Tierheilpraktikerin
Heike Thiemann
Heike Thiemann - Tierheilpraktikerin - Homöopathie

Homöopathie

Tierhomöopathie

"Akzeptiere nichts ohne es zu prüfen, aber verwerfe noch weniger etwas, das du nicht versucht hast."
Constantin Hering, Homöopath

Koboldmaki (Tarsiida)

Homöopathie für Ihr Tier

Jede Erkrankung eines Tieres kann homöopathisch behandelt werden, aber die Homöopathie kann notwendige intensivmedizinische oder chirurgische Behandlungen selbstverständlich nicht ersetzen. In der Vor- und Nachsorge begleitend eingesetzt, leistet sie hier jedoch wertvolle Unterstützung, denn unter einer homöopathischen Begleittherapie kann die Einnahme notwendiger schulmedizinischer Medikamente meist reduziert und unerwünschte Nebenwirkungen beträchtlich verringert werden. Tieren, die an sehr schweren Krankheiten leiden oder bei denen Organe irreparabel zerstört sind und keine Heilungschancen mehr bestehen, kann man mit einer homöopathischen Behandlung noch zu einer Linderung der Beschwerden und damit zu einer besseren Lebensqualität verhelfen. Voraussetzung ist immer, dass der Patient noch über ein gewisses Maß an eigenen Reserven zur Mobilisierung der Selbstheilungskräfte verfügt.

Häufig wird erwartet, dass der Gang zum Tierhomöopathen erst bei chronisch kranken, austherapierten Tieren oder Tieren, bei denen es keinen klaren Befund gibt, angezeigt ist. Doch gerade im akuten Krankheitsfall des "alltäglichen Tierlebens" von Welpe bis Senior überzeugt eine gut ausgewählte homöopathische Arznei durch eine oft überraschend schnelle und vor allem nachhaltige Wirkung.

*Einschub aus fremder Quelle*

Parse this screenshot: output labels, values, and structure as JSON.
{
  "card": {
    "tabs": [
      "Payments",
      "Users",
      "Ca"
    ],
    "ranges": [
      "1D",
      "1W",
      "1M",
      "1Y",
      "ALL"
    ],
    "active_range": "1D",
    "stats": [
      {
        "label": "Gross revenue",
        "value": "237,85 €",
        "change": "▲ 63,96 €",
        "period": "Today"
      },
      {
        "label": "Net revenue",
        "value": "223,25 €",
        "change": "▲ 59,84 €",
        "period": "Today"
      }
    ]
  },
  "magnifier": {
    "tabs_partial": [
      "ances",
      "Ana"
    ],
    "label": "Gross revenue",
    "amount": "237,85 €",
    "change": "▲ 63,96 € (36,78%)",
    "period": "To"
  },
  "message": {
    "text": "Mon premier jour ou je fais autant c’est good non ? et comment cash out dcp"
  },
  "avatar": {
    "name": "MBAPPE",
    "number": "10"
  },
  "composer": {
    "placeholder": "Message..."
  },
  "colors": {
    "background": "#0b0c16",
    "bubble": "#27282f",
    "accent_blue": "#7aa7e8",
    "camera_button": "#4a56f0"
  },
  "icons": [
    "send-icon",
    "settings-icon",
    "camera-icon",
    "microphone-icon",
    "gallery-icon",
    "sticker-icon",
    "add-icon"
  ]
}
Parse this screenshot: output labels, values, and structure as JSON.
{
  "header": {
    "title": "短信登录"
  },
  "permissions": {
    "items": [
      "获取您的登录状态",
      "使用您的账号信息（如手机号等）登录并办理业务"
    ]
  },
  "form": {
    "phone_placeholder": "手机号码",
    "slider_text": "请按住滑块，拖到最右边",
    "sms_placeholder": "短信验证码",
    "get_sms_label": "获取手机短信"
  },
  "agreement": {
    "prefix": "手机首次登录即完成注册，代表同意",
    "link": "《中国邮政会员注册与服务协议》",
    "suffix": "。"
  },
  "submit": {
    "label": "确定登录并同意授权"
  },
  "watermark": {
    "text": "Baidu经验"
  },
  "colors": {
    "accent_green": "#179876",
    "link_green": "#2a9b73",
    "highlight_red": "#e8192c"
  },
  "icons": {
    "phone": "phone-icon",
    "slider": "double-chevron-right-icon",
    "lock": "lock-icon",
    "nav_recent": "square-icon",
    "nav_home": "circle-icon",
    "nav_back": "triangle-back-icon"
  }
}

In meiner Praxis behandele ich Tiere nach den Gesetzen der klassischen Lehre Samuel Hahnemanns, das heißt:

  • Auf der Grundlage der Gesamtsymptomatik wird das passende Arzneimittel nach klaren Regeln und genauer Differenzierung ausgewählt.
  • Ich verwende ausschließlich Einzelsubstanzen. Komplexmittel, die aus mehreren Präparaten zusammen gemischt werden, können nicht nach dem Gesamtbild ausgewählt werden. Gefahr ist, dass sie sich gegenseitig in ihrer Wirkung beeinträchtigen oder sogar neue Symptome produzieren, die mit dem ursprünglichen Krankheitsbild gar nichts zu tun haben.
  • Probleme rund um Trächtigkeit und Geburt
  • Verletzungen und Wundheilungsstörungen
  • Erkrankungen der Atemwege, der Verdauungs - und Harnorgane, des Bewegungsapparates sowie des Nervensystems
  • Herz- und Kreislaufbeschwerden
  • Gemütsbeschwerden
  • Altersbeschwerden und Sterbebegleitung

Rechtlicher Hinweis: Die Homöopathie ist in Deutschland laut Sozialgesetzbuch als eine besondere Therapieform anerkannt, wird allerdings von der Schulmedizin, wie die meisten Naturheilverfahren, mangels wissenschaftlicher Beweise noch nicht akzeptiert.